Background: Regulation of nutrient status during fasting and refeeding plays an important role in maintaining metabolic homeostasis in the liver. Thus, we investigated the impact of the physiological Fed–Fast–Refed cycle on hepatic gene expression in nutrient-sensitive mice. Methods: We performed transcriptomic analysis of liver samples in fed, fasted and refed groups of mice. Through mRNA-sequencing (RNA-Seq) and miRNA-Seq, we compared fasted and fed states (fasted versus fed cohort) as well as refed and fasted states (refed versus fasted cohort) to detect dynamic alterations of hepatic mRNA–miRNA expression during the fed–fasted–refed cycle. Results: We found dozens of dysregulated mRNAs–miRNAs in the transition from fed to fasted and from fasted to refed states. Gene set enrichment analysis showed that gene expression of the two cohorts shared common pathways of regulation, especially for lipid and protein metabolism. We identified eight significant mRNA and three miRNA clusters that were up–downregulated or down–upregulated during the Fed–Fast–Refed cycle. A protein–protein interaction network of dysregulated mRNAs was constructed and clustered into 22 key modules. The regulation between miRNAs and target mRNAs was presented in a network. Up to 42 miRNA–mRNA-pathway pairs were identified to be involved in metabolism. In lipid metabolism, there were significant correlations between mmu-miR-296-5p and Cyp2u1 and between mmu-miR-novel-chr19_16777 and Acsl3. Conclusion: Collectively, our data provide a valuable resource for the molecular characterization of the physiological Fed–Fast–Refed cycle in the liver.

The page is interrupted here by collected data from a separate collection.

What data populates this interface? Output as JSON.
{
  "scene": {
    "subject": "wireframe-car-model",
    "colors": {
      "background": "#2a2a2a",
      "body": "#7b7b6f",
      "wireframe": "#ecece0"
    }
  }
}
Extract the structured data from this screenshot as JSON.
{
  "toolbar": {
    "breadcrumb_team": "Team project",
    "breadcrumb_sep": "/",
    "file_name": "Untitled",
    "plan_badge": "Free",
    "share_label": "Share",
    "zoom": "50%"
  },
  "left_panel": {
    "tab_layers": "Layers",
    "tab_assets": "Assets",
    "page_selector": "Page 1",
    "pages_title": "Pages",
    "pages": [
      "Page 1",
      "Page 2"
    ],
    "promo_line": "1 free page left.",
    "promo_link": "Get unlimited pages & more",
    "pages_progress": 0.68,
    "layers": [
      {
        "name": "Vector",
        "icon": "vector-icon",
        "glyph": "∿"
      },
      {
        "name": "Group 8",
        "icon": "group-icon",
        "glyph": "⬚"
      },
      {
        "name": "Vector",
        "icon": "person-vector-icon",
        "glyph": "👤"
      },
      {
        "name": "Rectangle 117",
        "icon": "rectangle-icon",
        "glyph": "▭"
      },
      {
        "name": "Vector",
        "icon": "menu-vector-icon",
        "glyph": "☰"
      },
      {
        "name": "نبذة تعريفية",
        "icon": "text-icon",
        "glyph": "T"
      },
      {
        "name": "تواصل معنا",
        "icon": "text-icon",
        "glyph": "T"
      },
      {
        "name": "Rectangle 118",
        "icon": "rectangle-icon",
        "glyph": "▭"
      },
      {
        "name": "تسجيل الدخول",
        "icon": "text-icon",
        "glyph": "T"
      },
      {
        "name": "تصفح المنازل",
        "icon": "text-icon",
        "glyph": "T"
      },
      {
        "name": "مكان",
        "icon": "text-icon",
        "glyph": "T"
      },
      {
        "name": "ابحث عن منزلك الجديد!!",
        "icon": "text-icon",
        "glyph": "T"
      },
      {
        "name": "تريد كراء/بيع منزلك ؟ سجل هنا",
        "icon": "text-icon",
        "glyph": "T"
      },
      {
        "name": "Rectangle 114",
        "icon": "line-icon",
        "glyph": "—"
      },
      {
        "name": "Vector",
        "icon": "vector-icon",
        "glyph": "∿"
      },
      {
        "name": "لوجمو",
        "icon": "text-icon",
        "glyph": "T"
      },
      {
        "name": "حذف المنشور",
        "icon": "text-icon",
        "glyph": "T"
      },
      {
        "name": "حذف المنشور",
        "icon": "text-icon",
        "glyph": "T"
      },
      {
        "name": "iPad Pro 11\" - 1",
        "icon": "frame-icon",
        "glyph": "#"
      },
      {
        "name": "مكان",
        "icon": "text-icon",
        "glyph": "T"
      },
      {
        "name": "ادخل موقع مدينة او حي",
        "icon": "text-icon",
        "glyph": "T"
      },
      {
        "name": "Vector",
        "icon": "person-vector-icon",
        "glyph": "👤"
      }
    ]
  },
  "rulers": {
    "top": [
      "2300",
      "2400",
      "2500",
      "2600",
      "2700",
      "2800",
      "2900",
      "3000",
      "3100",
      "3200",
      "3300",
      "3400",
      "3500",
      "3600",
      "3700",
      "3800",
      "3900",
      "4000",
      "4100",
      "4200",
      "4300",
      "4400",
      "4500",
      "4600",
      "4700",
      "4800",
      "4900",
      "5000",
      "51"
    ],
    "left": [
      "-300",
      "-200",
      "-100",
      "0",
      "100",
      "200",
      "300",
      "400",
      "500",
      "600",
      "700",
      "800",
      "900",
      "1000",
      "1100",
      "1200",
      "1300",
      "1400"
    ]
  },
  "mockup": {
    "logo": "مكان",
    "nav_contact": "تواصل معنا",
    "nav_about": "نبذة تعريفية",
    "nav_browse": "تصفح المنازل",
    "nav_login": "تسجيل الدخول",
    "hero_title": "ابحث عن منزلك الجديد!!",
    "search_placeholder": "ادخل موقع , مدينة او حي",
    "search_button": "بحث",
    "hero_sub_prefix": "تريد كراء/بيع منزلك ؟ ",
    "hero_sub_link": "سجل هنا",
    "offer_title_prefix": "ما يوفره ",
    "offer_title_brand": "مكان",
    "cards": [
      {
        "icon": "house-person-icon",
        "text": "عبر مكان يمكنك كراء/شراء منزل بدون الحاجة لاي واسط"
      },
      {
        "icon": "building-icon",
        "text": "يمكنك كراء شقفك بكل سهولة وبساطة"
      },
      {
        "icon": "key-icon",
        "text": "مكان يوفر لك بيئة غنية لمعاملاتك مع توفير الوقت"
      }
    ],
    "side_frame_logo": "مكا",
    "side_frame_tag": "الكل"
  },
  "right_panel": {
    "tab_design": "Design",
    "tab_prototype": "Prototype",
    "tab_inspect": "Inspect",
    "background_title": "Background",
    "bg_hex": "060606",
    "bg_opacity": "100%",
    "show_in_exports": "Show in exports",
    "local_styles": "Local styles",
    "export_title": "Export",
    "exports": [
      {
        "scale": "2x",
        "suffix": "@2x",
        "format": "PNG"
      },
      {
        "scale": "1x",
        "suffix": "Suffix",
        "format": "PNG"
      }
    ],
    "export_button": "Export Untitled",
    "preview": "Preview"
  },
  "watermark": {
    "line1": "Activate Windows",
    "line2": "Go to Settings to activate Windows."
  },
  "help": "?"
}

研究背景：禁食与复食过程中的营养状态调控，对维持肝脏代谢稳态具有重要作用。为此，本研究针对营养敏感型小鼠，探讨生理状态下的进食-禁食-复食周期对肝脏基因表达的影响。 研究方法：对小鼠进食组、禁食组与复食组的肝脏样本开展转录组分析。通过mRNA测序（RNA-Seq）与miRNA测序，分别对比禁食组与进食组（禁食vs进食队列）、复食组与禁食组（复食vs禁食队列）的转录组数据，以检测进食-禁食-复食周期中肝脏mRNA与miRNA表达的动态变化。 研究结果：在进食向禁食、禁食向复食的状态转换过程中，本研究发现了数十个失调的mRNA与miRNA。基因集富集分析显示，两个队列的基因表达共享共同的调控通路，尤其在脂质与蛋白质代谢方面。本研究鉴定出8个显著的mRNA簇与3个miRNA簇，它们在进食-禁食-复食周期中呈现先上调后下调或先下调后上调的表达模式。构建了失调mRNA的蛋白质相互作用网络，并将其划分为22个关键模块。同时构建了miRNA与靶mRNA的调控网络。最终鉴定出42个参与代谢过程的miRNA-mRNA-通路对。在脂质代谢通路中，mmu-miR-296-5p与Cyp2u1、mmu-miR-novel-chr19_16777与Acsl3分别存在显著的表达相关性。 研究结论：综上，本研究数据为肝脏生理状态下进食-禁食-复食周期的分子特征解析提供了宝贵的研究资源。